The reason here is the lengthening alkyl chain has more electrons so van der Waals forces are greater the longer the chain.

c) for a given alkyl chain: say the butyl- derivatives, the boiling point increases even though the halogen electronegativity decreases from fluorine to iodine!

The increasing number of electrons and increasing van der Waals forces with the longer alkyl chain have a greater effect than bond polarity, overcoming any changes in bond polarity. 

3) Haloalkane and C–X bond properties:

What are the distinctive features of the C—X bond?

[Note: X is often put for a generalized halogen atom.]

    a) Bond length and strength

Bond energies decrease from fluorine to iodine because the C—X bond is lengthening.

The halogen atom increases in radius from fluorine to iodine lengthening the C‑X bond.

average	C—F	C—Cl	C—Br	C—I
bond energy	485	330	275	215

(kJ/mol)

Halogen atom                   64                     99                       114                   133

 radii (nm)

       

     b) Bond polarity

Halogen electronegativity values are higher than that of carbon (except for iodine) so from fluorine to iodine the C—X bond polarity decreases:  

Electronegativity values:    Carbon: 2.5   Fluorine 4.0

                                                                 Chlorine 3.0

                                                                 Bromine 2.8

                                                                 Iodine     2.5

We can visualize this effect like this:

      CH3—F         >          CH3—Cl        >          CH3—Br        >          CH3—I 

      δ+       δ-                    δ+       δ-                    δ+       δ-                   non-polar

      2.5      4.0                  2.5      3.0                  2.5      2.8                  2.5      2.5

Difference:    1.5                             0.5                             0.3                              0.0

Similar to what we said above, for those haloalkanes where the halogen is more electronegative than carbon, the greater polar character of the R—X bond means stronger polar forces between haloalkane molecules and higher boiling points. 

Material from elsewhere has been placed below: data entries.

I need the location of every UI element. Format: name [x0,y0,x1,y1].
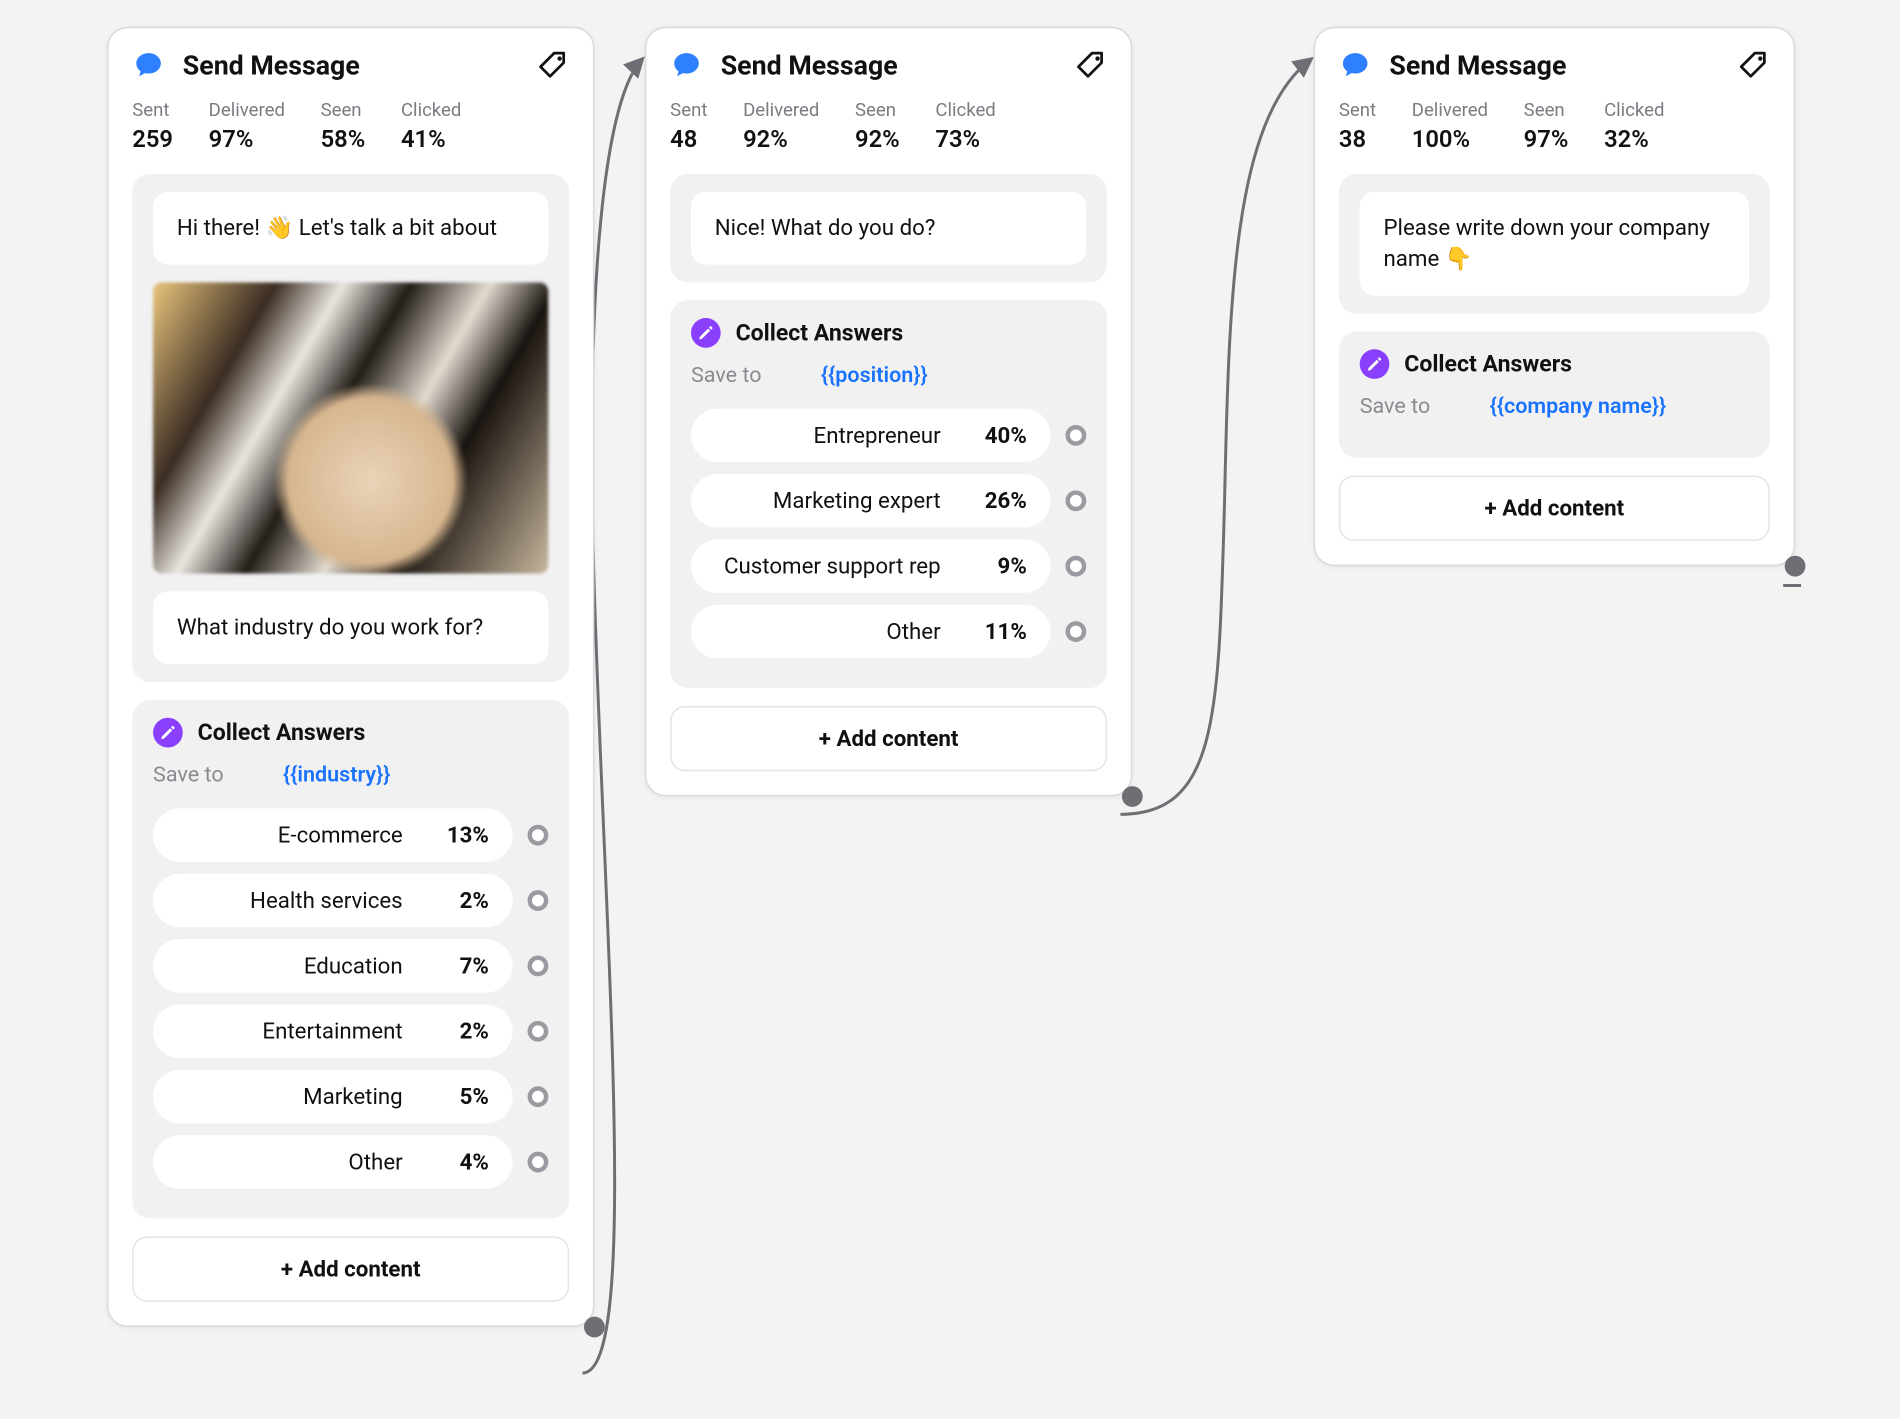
save-to-variable[interactable]: {{position}} [821,363,928,388]
connection-handle[interactable] [528,1021,549,1042]
stats-row: Sent259 Delivered97% Seen58% Clicked41% [132,100,569,153]
save-to-label: Save to [691,363,762,388]
answer-row[interactable]: E-commerce13% [153,808,548,861]
message-bubble[interactable]: Nice! What do you do? [691,192,1086,265]
collect-answers-block[interactable]: Collect Answers Save to {{position}} Ent… [670,300,1107,688]
message-bubble[interactable]: Please write down your company name 👇 [1360,192,1749,296]
save-to-label: Save to [153,762,224,787]
connection-handle[interactable] [528,825,549,846]
card-title: Send Message [183,50,519,81]
message-block[interactable]: Hi there! 👋 Let's talk a bit about What … [132,174,569,682]
collect-answers-block[interactable]: Collect Answers Save to {{industry}} E-c… [132,700,569,1219]
answer-row[interactable]: Other4% [153,1135,548,1188]
answer-row[interactable]: Other11% [691,605,1086,658]
answer-row[interactable]: Education7% [153,939,548,992]
tag-icon[interactable] [536,49,569,82]
pencil-circle-icon [153,718,183,748]
tag-icon[interactable] [1737,49,1770,82]
collect-answers-title: Collect Answers [736,319,904,346]
tag-icon[interactable] [1074,49,1107,82]
send-message-node[interactable]: Send Message Sent259 Delivered97% Seen58… [107,27,594,1327]
add-content-button[interactable]: + Add content [132,1236,569,1301]
answer-row[interactable]: Customer support rep9% [691,539,1086,592]
message-bubble[interactable]: Hi there! 👋 Let's talk a bit about [153,192,548,265]
collect-answers-title: Collect Answers [198,719,366,746]
chat-icon [670,49,703,82]
card-title: Send Message [1389,50,1719,81]
pencil-circle-icon [1360,349,1390,379]
message-bubble[interactable]: What industry do you work for? [153,591,548,664]
add-content-button[interactable]: + Add content [670,706,1107,771]
connection-handle[interactable] [1065,621,1086,642]
message-block[interactable]: Nice! What do you do? [670,174,1107,282]
stats-row: Sent48 Delivered92% Seen92% Clicked73% [670,100,1107,153]
save-to-label: Save to [1360,394,1431,419]
connection-handle[interactable] [528,890,549,911]
collect-answers-block[interactable]: Collect Answers Save to {{company name}} [1339,331,1770,457]
answer-row[interactable]: Entertainment2% [153,1005,548,1058]
connection-handle[interactable] [1065,425,1086,446]
send-message-node[interactable]: Send Message Sent48 Delivered92% Seen92%… [645,27,1132,797]
message-block[interactable]: Please write down your company name 👇 [1339,174,1770,314]
answer-row[interactable]: Entrepreneur40% [691,409,1086,462]
chat-icon [132,49,165,82]
node-output-handle[interactable] [1785,556,1806,577]
add-content-button[interactable]: + Add content [1339,476,1770,541]
save-to-variable[interactable]: {{industry}} [283,762,390,787]
answer-row[interactable]: Health services2% [153,874,548,927]
connection-handle[interactable] [528,1086,549,1107]
collect-answers-title: Collect Answers [1404,351,1572,378]
send-message-node[interactable]: Send Message Sent38 Delivered100% Seen97… [1314,27,1795,566]
chat-icon [1339,49,1372,82]
message-image[interactable] [153,282,548,573]
card-title: Send Message [721,50,1057,81]
answer-row[interactable]: Marketing expert26% [691,474,1086,527]
connection-handle[interactable] [1065,556,1086,577]
node-output-handle[interactable] [1122,786,1143,807]
connection-handle[interactable] [528,1152,549,1173]
connection-handle[interactable] [1065,490,1086,511]
pencil-circle-icon [691,318,721,348]
save-to-variable[interactable]: {{company name}} [1490,394,1666,419]
answer-row[interactable]: Marketing5% [153,1070,548,1123]
connection-handle[interactable] [528,955,549,976]
stats-row: Sent38 Delivered100% Seen97% Clicked32% [1339,100,1770,153]
flow-canvas[interactable]: Send Message Sent259 Delivered97% Seen58… [0,0,1899,1419]
node-output-handle[interactable] [584,1317,605,1338]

As the halogen electronegativity increases so does its "electron-pulling" power making the molecule more polar increasing the value of its dipole moment.

But in the case of iodomethane, where the electronegativities of both carbon and iodine are the same, then the boiling point is the result of van der Waals forces between molecules only.  

All courses tend to focus on the three middle halogens so you never hear much about the fluoroalkanes until you start studying the effects of refrigerants on the ozone layer in the upper atmosphere.

We will be just looking at the chloro, bromo and iodo compounds (the "frodo" compound is for another time and age!)